The time had come and I knew that this time it would not be so easy. It was time to sell my truck, Big Red.
And to make things even worse, Big Red is actually (gulp) Mrs. A's truck.
Because we already had a car loan in my name, her name went on the ticket for the new wallet-bruiser.
So the hardest part of selling the overly powerful, testosterone-bolstering, ego-massaging extension of my personality is in convincing her that it was no longer a viable member of the family.
You see, Mrs. Anthony likes the power of intimidation just like anyone else. And back in 1999, when she test drove it off the lot, her beautiful green eyes widened noticeably as she bore down on the drivers in front of us. Big Red, as a full-size four wheel drive pickup with oversize tires, huge chrome brush guard, standing tough in fire-engine red, dominates the landscape wherever it goes and other motorists, upon seeing the behemoth bearing down on them, tend to scatter.
"We'll take it," she said.
There is a price to pay for all that glowing, ripe tomato-colored sheet metal and noisy rubber. Back in 1999, with me ensconced in the pseudo-cushiony swells of that dot-com mania, Mrs. A and I shopped trucks together.
My job in downtown Seattle, slinging humorous code at the web for way too much money, made it easy to feel cavalier about major expenditures and on the weekends we would idle past new car lots, pretending to be oblivious to the horrific depreciation all new car buyers suffer.
And one day, there he was, wedged impossibly into a space between fifty other enormous, shiny, unapologetic fossil fuel eaters.
The price of petrol was hovering around a buck and a quarter, so because this was nothing to a couple who had big wads of (soon to be worthless) stock options, we drove Big Red home.
Somehow, after putting everything in the garage into the basement, and with a little grease on the mirrors, we squeezed him in like a seven-and-a-half-foot pimento in an eight-foot-wide olive.
Since I had my old van to tool around in, Mrs. A had the pleasure of regaling me daily with stories of other, hapless motorists who, when she was still in her small, fuel-efficient Camaro, would tailgate and generally annoy her each day, but now whose mirrors and windows would be filled with her enormous chrome grill or rear bumper with the 'If you don't like my driving, stay off the sidewalk' sticker on it.
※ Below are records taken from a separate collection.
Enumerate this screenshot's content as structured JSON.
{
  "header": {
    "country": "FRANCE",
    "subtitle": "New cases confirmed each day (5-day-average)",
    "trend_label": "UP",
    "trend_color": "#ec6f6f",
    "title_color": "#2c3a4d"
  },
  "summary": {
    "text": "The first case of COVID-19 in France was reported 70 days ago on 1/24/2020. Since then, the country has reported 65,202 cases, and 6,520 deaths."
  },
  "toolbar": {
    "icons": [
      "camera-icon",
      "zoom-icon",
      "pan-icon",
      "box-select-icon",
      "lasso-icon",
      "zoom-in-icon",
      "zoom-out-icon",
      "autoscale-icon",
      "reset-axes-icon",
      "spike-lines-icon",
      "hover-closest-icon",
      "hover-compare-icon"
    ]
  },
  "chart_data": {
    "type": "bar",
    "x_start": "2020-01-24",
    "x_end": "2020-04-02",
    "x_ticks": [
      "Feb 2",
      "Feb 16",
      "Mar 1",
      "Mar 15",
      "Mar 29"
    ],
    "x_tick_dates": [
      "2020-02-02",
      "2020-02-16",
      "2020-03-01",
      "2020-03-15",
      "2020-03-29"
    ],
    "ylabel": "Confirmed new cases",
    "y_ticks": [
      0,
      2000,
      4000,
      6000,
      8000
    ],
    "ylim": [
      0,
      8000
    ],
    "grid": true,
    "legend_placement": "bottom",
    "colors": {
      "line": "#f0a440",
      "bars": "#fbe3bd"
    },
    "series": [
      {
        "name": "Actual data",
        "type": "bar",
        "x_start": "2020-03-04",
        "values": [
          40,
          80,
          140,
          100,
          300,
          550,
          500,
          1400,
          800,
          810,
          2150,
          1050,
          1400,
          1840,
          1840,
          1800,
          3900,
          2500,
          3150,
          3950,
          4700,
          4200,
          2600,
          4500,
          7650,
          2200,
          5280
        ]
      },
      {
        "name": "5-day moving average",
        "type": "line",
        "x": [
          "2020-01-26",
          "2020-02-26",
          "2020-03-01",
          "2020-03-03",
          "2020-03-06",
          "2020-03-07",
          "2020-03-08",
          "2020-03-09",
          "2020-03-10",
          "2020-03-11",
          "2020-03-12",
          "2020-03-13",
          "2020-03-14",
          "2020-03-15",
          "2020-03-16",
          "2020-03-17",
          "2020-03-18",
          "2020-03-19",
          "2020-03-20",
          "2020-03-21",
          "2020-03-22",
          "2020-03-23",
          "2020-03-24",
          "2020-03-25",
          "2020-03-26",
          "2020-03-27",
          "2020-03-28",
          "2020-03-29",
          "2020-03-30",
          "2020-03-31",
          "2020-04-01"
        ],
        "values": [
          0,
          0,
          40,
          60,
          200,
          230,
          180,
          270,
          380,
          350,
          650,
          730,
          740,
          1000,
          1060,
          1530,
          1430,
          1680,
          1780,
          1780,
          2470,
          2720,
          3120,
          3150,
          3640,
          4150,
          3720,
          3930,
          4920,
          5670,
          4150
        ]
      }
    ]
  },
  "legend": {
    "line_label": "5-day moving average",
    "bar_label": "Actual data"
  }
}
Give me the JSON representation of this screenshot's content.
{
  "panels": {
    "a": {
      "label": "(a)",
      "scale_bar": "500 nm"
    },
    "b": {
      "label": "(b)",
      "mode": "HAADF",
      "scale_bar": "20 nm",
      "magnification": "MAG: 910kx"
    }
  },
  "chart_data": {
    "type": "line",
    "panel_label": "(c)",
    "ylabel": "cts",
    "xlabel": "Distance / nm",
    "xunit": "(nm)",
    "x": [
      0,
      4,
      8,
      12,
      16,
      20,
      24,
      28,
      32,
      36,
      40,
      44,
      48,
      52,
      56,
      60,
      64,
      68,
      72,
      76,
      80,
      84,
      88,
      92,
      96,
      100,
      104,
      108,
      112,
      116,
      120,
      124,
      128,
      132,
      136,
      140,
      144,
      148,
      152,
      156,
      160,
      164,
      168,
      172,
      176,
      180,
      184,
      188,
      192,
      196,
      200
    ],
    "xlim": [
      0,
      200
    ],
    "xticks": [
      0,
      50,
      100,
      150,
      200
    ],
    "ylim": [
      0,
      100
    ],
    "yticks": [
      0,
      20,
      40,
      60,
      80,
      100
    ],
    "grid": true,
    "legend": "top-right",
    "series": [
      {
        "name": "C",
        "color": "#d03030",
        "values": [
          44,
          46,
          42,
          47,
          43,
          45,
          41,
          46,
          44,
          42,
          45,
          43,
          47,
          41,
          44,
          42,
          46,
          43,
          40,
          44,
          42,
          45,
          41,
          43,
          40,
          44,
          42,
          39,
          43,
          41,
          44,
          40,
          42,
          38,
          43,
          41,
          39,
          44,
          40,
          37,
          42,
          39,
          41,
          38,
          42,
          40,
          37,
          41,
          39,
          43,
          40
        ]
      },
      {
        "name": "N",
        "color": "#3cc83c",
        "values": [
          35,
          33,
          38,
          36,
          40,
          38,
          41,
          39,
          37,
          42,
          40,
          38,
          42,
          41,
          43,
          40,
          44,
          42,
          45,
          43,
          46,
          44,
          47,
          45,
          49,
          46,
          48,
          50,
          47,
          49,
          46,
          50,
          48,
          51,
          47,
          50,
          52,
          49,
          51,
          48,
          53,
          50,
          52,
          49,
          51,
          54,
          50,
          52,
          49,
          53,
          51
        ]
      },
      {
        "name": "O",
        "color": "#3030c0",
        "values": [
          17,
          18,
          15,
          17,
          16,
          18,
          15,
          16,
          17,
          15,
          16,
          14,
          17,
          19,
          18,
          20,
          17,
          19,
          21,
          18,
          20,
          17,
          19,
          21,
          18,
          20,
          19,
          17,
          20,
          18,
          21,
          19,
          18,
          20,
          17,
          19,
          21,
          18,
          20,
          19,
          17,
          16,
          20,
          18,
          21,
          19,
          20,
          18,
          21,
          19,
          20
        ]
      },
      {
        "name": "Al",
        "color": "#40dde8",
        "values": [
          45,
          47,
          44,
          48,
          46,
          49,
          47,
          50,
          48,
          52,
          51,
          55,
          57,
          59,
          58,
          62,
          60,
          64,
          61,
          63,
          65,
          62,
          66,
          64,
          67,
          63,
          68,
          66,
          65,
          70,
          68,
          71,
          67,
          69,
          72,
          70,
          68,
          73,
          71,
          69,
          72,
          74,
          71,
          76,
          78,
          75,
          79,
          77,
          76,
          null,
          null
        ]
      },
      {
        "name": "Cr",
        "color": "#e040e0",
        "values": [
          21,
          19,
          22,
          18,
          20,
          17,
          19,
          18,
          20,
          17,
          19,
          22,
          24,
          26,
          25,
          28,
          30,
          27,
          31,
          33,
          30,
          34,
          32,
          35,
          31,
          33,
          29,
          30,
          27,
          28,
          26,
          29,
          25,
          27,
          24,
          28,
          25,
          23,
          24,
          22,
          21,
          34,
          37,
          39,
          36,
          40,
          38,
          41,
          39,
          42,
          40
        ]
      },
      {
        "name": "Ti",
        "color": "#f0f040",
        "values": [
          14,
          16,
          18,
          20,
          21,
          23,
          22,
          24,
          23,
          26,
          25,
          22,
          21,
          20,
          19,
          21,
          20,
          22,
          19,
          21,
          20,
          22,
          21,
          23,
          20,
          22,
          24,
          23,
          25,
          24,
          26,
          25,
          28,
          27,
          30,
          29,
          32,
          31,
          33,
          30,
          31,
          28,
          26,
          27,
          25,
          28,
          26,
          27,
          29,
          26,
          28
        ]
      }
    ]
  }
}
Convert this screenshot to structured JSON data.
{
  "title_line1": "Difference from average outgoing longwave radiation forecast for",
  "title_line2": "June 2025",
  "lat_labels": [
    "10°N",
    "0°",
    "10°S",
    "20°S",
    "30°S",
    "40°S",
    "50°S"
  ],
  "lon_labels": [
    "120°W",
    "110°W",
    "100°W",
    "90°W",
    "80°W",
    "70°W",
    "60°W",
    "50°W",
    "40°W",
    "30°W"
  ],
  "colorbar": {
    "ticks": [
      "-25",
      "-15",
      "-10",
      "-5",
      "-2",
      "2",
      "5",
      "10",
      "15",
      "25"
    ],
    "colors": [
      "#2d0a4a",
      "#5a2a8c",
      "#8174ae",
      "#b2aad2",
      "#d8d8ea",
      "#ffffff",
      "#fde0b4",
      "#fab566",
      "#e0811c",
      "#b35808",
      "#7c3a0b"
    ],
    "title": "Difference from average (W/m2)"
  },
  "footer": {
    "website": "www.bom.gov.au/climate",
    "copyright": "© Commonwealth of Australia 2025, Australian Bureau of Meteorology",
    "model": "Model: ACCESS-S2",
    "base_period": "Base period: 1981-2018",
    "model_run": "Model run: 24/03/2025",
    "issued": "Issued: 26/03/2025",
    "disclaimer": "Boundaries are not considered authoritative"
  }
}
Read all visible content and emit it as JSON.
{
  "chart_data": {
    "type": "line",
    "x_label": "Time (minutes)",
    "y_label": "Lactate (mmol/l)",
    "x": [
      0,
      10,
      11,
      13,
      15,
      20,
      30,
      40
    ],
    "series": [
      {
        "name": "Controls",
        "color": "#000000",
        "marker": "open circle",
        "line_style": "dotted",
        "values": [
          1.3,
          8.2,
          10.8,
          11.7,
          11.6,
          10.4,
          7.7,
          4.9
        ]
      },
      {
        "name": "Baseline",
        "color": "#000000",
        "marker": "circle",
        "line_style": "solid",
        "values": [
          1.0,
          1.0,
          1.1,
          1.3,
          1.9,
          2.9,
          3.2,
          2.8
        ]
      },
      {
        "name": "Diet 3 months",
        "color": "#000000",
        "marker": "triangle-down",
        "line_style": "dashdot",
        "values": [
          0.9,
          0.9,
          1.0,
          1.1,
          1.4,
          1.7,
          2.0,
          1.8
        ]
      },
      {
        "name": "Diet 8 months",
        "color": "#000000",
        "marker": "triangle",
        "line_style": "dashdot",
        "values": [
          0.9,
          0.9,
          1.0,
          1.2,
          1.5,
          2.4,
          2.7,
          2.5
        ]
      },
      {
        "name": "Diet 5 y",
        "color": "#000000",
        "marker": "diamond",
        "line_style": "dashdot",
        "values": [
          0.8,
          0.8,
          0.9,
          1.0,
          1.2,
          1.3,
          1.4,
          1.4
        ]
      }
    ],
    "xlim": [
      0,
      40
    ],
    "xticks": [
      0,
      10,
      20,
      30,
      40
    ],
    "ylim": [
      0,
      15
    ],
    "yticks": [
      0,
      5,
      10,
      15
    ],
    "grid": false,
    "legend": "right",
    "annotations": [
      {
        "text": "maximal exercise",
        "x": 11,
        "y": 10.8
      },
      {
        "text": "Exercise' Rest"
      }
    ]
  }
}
Paybacks, you know what they say.
But eventually that terrible equalizer, Time, and the vagaries of oil futures in an oil-based economy had splashed our faces with the cold water of reason. Big Red had to go.
I placed the ad online and oddly, the phone went nuts. Mostly kids who loved the really good photos I took, Big Red glistening, Big Red posing, Big Red menacing.
But in the end, it was a local longshoreman with a weird name who actually brought the cashiers check. 'Gov' looked Big Red over and after a short drive, and just like Mrs. Anthony before him, said, 'I'll take it.'
Seems that big longshoreman and diminutive blonde budget analysts are not all that much different when it comes to big shiny things with lots of horsepower.
Now that Big Red is gone, the part I will miss the most is how, when we would go out for a movie, or to dinner, she would sidle up next to me on the bench seat like a teenager, her hair up in a ponytail, her subtle gardenia perfume filling the cab.
It was the zenith of an urban cowboy-wannabe's existence, the fulfillment of an adolescent dream for me, and when she took the wheel, she had the luxury of indulging a bumper car mentality, where, if only for the 30 minutes to took to get to work, she was large and in charge.